–Dan Kelly, Attorney

I recently had another experience of coming across a branding trend that, while perhaps old in the creative world, hit me squarely through close-in-time repetitive encounters with the phenomenon, starting with these three marks:

Not to get too complex, but the “My 29” station carries broadcasts of nearly all home and away Twins games (and I think plugs the “My Twins Tickets” website), and during one such broadcast, I saw a commercial for my Talk 107.1, which is a local talk radio station (actually a gossip radio station, if I can take its ads at face value).  My, my, my!  What’s more, the Twin Cities my Talk 107.1 is not even the only 107 using the MY branding approach:

Admittedly, the others appear to be in different parts of the country–but that’s just the stations in the 107 band.  I shudder to think of how many I might find across the full FM dial and “coast-to-coast,” to borrow another hackneyed radio phrase.

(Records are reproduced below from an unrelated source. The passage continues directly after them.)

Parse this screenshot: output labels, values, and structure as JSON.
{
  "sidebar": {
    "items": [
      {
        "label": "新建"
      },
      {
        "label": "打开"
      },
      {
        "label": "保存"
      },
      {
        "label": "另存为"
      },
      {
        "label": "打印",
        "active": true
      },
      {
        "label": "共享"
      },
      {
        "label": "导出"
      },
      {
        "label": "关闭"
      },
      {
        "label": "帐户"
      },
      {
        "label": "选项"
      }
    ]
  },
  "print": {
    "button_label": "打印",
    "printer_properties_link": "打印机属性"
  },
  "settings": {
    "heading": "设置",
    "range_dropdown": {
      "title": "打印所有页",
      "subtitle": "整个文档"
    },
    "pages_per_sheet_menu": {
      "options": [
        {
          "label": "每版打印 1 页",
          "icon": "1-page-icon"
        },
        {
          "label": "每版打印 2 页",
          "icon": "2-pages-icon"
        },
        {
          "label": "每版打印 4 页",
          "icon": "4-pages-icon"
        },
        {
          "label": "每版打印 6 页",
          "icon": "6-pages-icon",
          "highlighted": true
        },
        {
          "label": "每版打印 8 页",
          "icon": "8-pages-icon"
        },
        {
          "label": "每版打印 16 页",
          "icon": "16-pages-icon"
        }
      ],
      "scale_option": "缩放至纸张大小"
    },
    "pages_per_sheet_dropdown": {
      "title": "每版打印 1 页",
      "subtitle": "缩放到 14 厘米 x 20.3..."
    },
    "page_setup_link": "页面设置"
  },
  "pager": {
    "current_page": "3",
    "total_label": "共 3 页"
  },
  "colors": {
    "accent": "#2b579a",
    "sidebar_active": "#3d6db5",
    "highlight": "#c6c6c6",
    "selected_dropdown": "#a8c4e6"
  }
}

This phenomenon is a bit easier to quantify than the blue oval phenomenon:  There are more than 5,500 registered trademarks in the U.S. that use the word MY, and the related ME formative boasts more than 2,500 registrations.  These registrations are likely the tip of the iceberg of a host of unregistered uses.  There is clearly a marketing principle at work here based upon the objective evidence of the ubiquity of these terms.  The irony is that in marketing ME and MY goods and services to everyone, they’re not really “mine” or “yours” or any one person’s at all, are they?  Is this why MySpace is going the way of the dodo?

Well, let’s say that’s true as a general principle–that there’s an inherent tension in marketing “my” goods and services to everyone else.  Would it not make more sense to be more inviting, to market goods and services as “yours” and not “mine”?  You bet.  As of this writing, there are almost 14,000 registered trademarks in the U.S. that use the word YOUR, or variants, and more than 11,000 using YOU or variants.  From a meaning standpoint alone, YouTube sounds much more inviting than MyTube.

Whether to use MY or YOUR will invariably depend upon numerous other variables like context, point of view, phonetic considerations, and much more, but be assured that whichever you choose, you will not be alone.

  • Rick Longley

    (I sometimes feel intrusive at your blog, but…) I think the trend has a lot to do with what URL’s are available. …This in addition to what’s in vogue. MyGawd (dot com) it can get boring quickly!